Son nom est Motorama, il vient de Rostov sur le Don et s’il avoue l’influence de la cold-wave, il est parvenu depuis ses débuts à y insuffler une finesse merveilleuse, ombragée, et un feeling pop, qui la magnifient. Avec ce Many nights, il en fait la brillante démonstration, qui plus est souvent animée (No more time, l’introductif Second part et bien d’autres), en s’en tenant à une subtilité que l’organe de Vladislav Pershin, le leader, souligne avec éclat.
Ce fut l’un de mes concerts les plus significatifs, à la Lune des Pirates d’Amiens. Sur album, la « cold pop » des Russes parvient au même effet, en empilant des titres qui, s’ils se ressemblent, jouent justement sur cette ressemblance pour asseoir un style et le rendre non pas vital, modérons-nous, mais grandement précieux.

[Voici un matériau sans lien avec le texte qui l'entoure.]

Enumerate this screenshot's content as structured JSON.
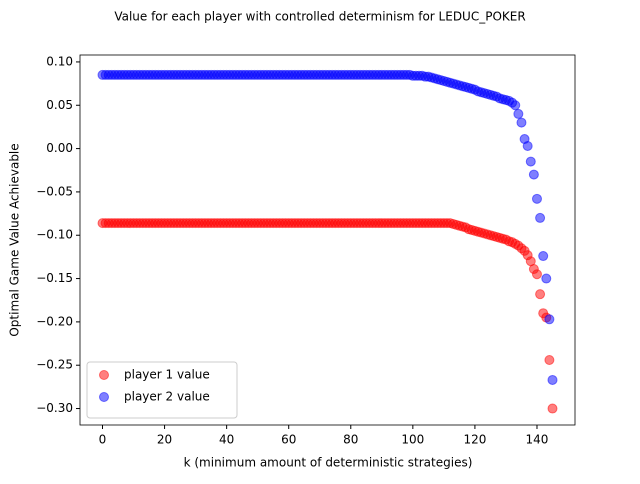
{
  "chart_data": {
    "type": "scatter",
    "title": "Value for each player with controlled determinism for LEDUC_POKER",
    "x_label": "k (minimum amount of deterministic strategies)",
    "y_label": "Optimal Game Value Achievable",
    "x": [
      0,
      1,
      2,
      3,
      4,
      5,
      6,
      7,
      8,
      9,
      10,
      11,
      12,
      13,
      14,
      15,
      16,
      17,
      18,
      19,
      20,
      21,
      22,
      23,
      24,
      25,
      26,
      27,
      28,
      29,
      30,
      31,
      32,
      33,
      34,
      35,
      36,
      37,
      38,
      39,
      40,
      41,
      42,
      43,
      44,
      45,
      46,
      47,
      48,
      49,
      50,
      51,
      52,
      53,
      54,
      55,
      56,
      57,
      58,
      59,
      60,
      61,
      62,
      63,
      64,
      65,
      66,
      67,
      68,
      69,
      70,
      71,
      72,
      73,
      74,
      75,
      76,
      77,
      78,
      79,
      80,
      81,
      82,
      83,
      84,
      85,
      86,
      87,
      88,
      89,
      90,
      91,
      92,
      93,
      94,
      95,
      96,
      97,
      98,
      99,
      100,
      101,
      102,
      103,
      104,
      105,
      106,
      107,
      108,
      109,
      110,
      111,
      112,
      113,
      114,
      115,
      116,
      117,
      118,
      119,
      120,
      121,
      122,
      123,
      124,
      125,
      126,
      127,
      128,
      129,
      130,
      131,
      132,
      133,
      134,
      135,
      136,
      137,
      138,
      139,
      140,
      141,
      142,
      143,
      144,
      145
    ],
    "series": [
      {
        "name": "player 1 value",
        "color": "#ff0000",
        "values": [
          -0.086,
          -0.086,
          -0.086,
          -0.086,
          -0.086,
          -0.086,
          -0.086,
          -0.086,
          -0.086,
          -0.086,
          -0.086,
          -0.086,
          -0.086,
          -0.086,
          -0.086,
          -0.086,
          -0.086,
          -0.086,
          -0.086,
          -0.086,
          -0.086,
          -0.086,
          -0.086,
          -0.086,
          -0.086,
          -0.086,
          -0.086,
          -0.086,
          -0.086,
          -0.086,
          -0.086,
          -0.086,
          -0.086,
          -0.086,
          -0.086,
          -0.086,
          -0.086,
          -0.086,
          -0.086,
          -0.086,
          -0.086,
          -0.086,
          -0.086,
          -0.086,
          -0.086,
          -0.086,
          -0.086,
          -0.086,
          -0.086,
          -0.086,
          -0.086,
          -0.086,
          -0.086,
          -0.086,
          -0.086,
          -0.086,
          -0.086,
          -0.086,
          -0.086,
          -0.086,
          -0.086,
          -0.086,
          -0.086,
          -0.086,
          -0.086,
          -0.086,
          -0.086,
          -0.086,
          -0.086,
          -0.086,
          -0.086,
          -0.086,
          -0.086,
          -0.086,
          -0.086,
          -0.086,
          -0.086,
          -0.086,
          -0.086,
          -0.086,
          -0.086,
          -0.086,
          -0.086,
          -0.086,
          -0.086,
          -0.086,
          -0.086,
          -0.086,
          -0.086,
          -0.086,
          -0.086,
          -0.086,
          -0.086,
          -0.086,
          -0.086,
          -0.086,
          -0.086,
          -0.086,
          -0.086,
          -0.086,
          -0.086,
          -0.086,
          -0.086,
          -0.086,
          -0.086,
          -0.086,
          -0.086,
          -0.086,
          -0.086,
          -0.086,
          -0.086,
          -0.086,
          -0.086,
          -0.087,
          -0.088,
          -0.089,
          -0.09,
          -0.091,
          -0.093,
          -0.094,
          -0.095,
          -0.096,
          -0.097,
          -0.098,
          -0.099,
          -0.1,
          -0.101,
          -0.102,
          -0.103,
          -0.104,
          -0.105,
          -0.107,
          -0.108,
          -0.11,
          -0.112,
          -0.115,
          -0.118,
          -0.123,
          -0.13,
          -0.139,
          -0.145,
          -0.168,
          -0.19,
          -0.195,
          -0.244,
          -0.3
        ]
      },
      {
        "name": "player 2 value",
        "color": "#0000ff",
        "values": [
          0.085,
          0.085,
          0.085,
          0.085,
          0.085,
          0.085,
          0.085,
          0.085,
          0.085,
          0.085,
          0.085,
          0.085,
          0.085,
          0.085,
          0.085,
          0.085,
          0.085,
          0.085,
          0.085,
          0.085,
          0.085,
          0.085,
          0.085,
          0.085,
          0.085,
          0.085,
          0.085,
          0.085,
          0.085,
          0.085,
          0.085,
          0.085,
          0.085,
          0.085,
          0.085,
          0.085,
          0.085,
          0.085,
          0.085,
          0.085,
          0.085,
          0.085,
          0.085,
          0.085,
          0.085,
          0.085,
          0.085,
          0.085,
          0.085,
          0.085,
          0.085,
          0.085,
          0.085,
          0.085,
          0.085,
          0.085,
          0.085,
          0.085,
          0.085,
          0.085,
          0.085,
          0.085,
          0.085,
          0.085,
          0.085,
          0.085,
          0.085,
          0.085,
          0.085,
          0.085,
          0.085,
          0.085,
          0.085,
          0.085,
          0.085,
          0.085,
          0.085,
          0.085,
          0.085,
          0.085,
          0.085,
          0.085,
          0.085,
          0.085,
          0.085,
          0.085,
          0.085,
          0.085,
          0.085,
          0.085,
          0.085,
          0.085,
          0.085,
          0.085,
          0.085,
          0.085,
          0.085,
          0.085,
          0.085,
          0.085,
          0.084,
          0.084,
          0.084,
          0.084,
          0.083,
          0.083,
          0.082,
          0.081,
          0.08,
          0.079,
          0.078,
          0.077,
          0.076,
          0.075,
          0.074,
          0.073,
          0.072,
          0.071,
          0.07,
          0.069,
          0.068,
          0.066,
          0.065,
          0.064,
          0.063,
          0.062,
          0.061,
          0.06,
          0.058,
          0.057,
          0.056,
          0.055,
          0.053,
          0.05,
          0.04,
          0.03,
          0.011,
          0.003,
          -0.015,
          -0.03,
          -0.058,
          -0.08,
          -0.124,
          -0.15,
          -0.197,
          -0.267
        ]
      }
    ],
    "xlim": [
      -7.25,
      152.25
    ],
    "ylim": [
      -0.319,
      0.108
    ],
    "xticks": [
      0,
      20,
      40,
      60,
      80,
      100,
      120,
      140
    ],
    "yticks": [
      {
        "value": 0.1,
        "label": "0.10"
      },
      {
        "value": 0.05,
        "label": "0.05"
      },
      {
        "value": 0,
        "label": "0.00"
      },
      {
        "value": -0.05,
        "label": "−0.05"
      },
      {
        "value": -0.1,
        "label": "−0.10"
      },
      {
        "value": -0.15,
        "label": "−0.15"
      },
      {
        "value": -0.2,
        "label": "−0.20"
      },
      {
        "value": -0.25,
        "label": "−0.25"
      },
      {
        "value": -0.3,
        "label": "−0.30"
      }
    ],
    "legend": "lower left",
    "alpha": 0.5
  }
}
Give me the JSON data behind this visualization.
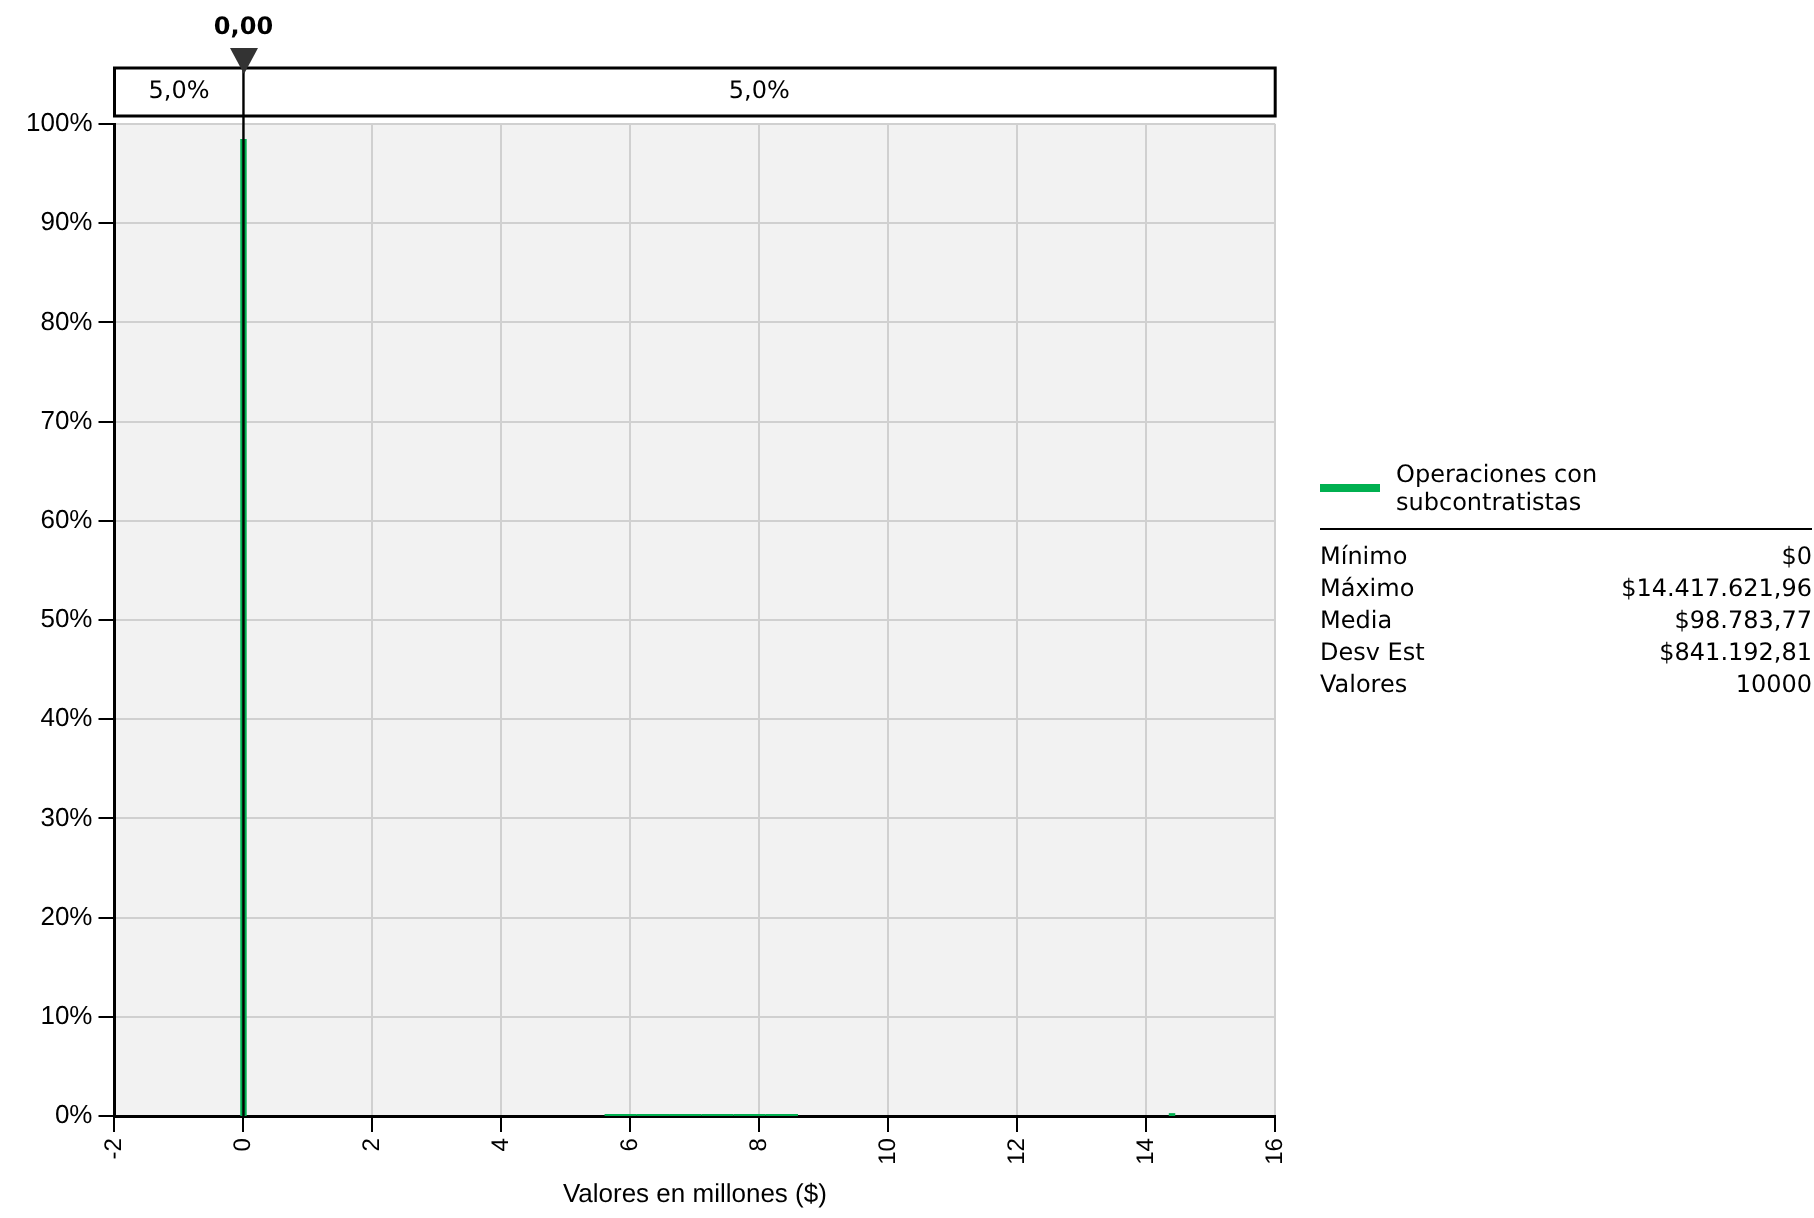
{
  "chart_data": {
    "type": "histogram",
    "xlabel": "Valores en millones ($)",
    "bins": [
      -0.05,
      0.05,
      5.6,
      6.1,
      6.6,
      7.1,
      7.6,
      8.1,
      8.6,
      14.35,
      14.45
    ],
    "series": [
      {
        "name": "Operaciones con subcontratistas",
        "color": "#00b050",
        "values": [
          98.5,
          0,
          0.2,
          0.2,
          0.2,
          0.2,
          0.2,
          0.2,
          0,
          0.3
        ]
      }
    ],
    "xlim": [
      -2,
      16
    ],
    "xticks": [
      -2,
      0,
      2,
      4,
      6,
      8,
      10,
      12,
      14,
      16
    ],
    "ylim": [
      0,
      100
    ],
    "yticks": [
      {
        "value": 0,
        "label": "0%"
      },
      {
        "value": 10,
        "label": "10%"
      },
      {
        "value": 20,
        "label": "20%"
      },
      {
        "value": 30,
        "label": "30%"
      },
      {
        "value": 40,
        "label": "40%"
      },
      {
        "value": 50,
        "label": "50%"
      },
      {
        "value": 60,
        "label": "60%"
      },
      {
        "value": 70,
        "label": "70%"
      },
      {
        "value": 80,
        "label": "80%"
      },
      {
        "value": 90,
        "label": "90%"
      },
      {
        "value": 100,
        "label": "100%"
      }
    ],
    "ref_lines": [
      {
        "axis": "x",
        "value": 0,
        "label": "0,00",
        "color": "#000000"
      }
    ],
    "annotations": [
      "5,0%",
      "5,0%",
      "Mínimo",
      "$0",
      "Máximo",
      "$14.417.621,96",
      "Media",
      "$98.783,77",
      "Desv Est",
      "$841.192,81",
      "Valores",
      "10000"
    ],
    "grid": true,
    "legend": "right"
  }
}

L’album est exaltant (Voice from the choir), gorgé de feeling, de ressenti. Tel un Joy Division plus « lumineux », il révèle un trio qui creuse un sillon poppy qu’il vivifie (No more time, encore, puis This night qui le suit) avec, ici, un entrain renouvelé. D’un début folk, Motorama crée un titre urgent (Bering island). Basse charnue et guitares fines, minimalisme à l’effet indélébile constituent ses ingrédients, décisifs. On ne détachera de Many nights aucun morceau plus qu’un autre. C’est un ensemble inattaquable, qu’on s’enfile sans interruption. Un album qui refuse de choisir entre finesse et obscurité, entre éclat pop et froideur cold, et arrive finalement à une parfaite imbrication de toutes ces tendances.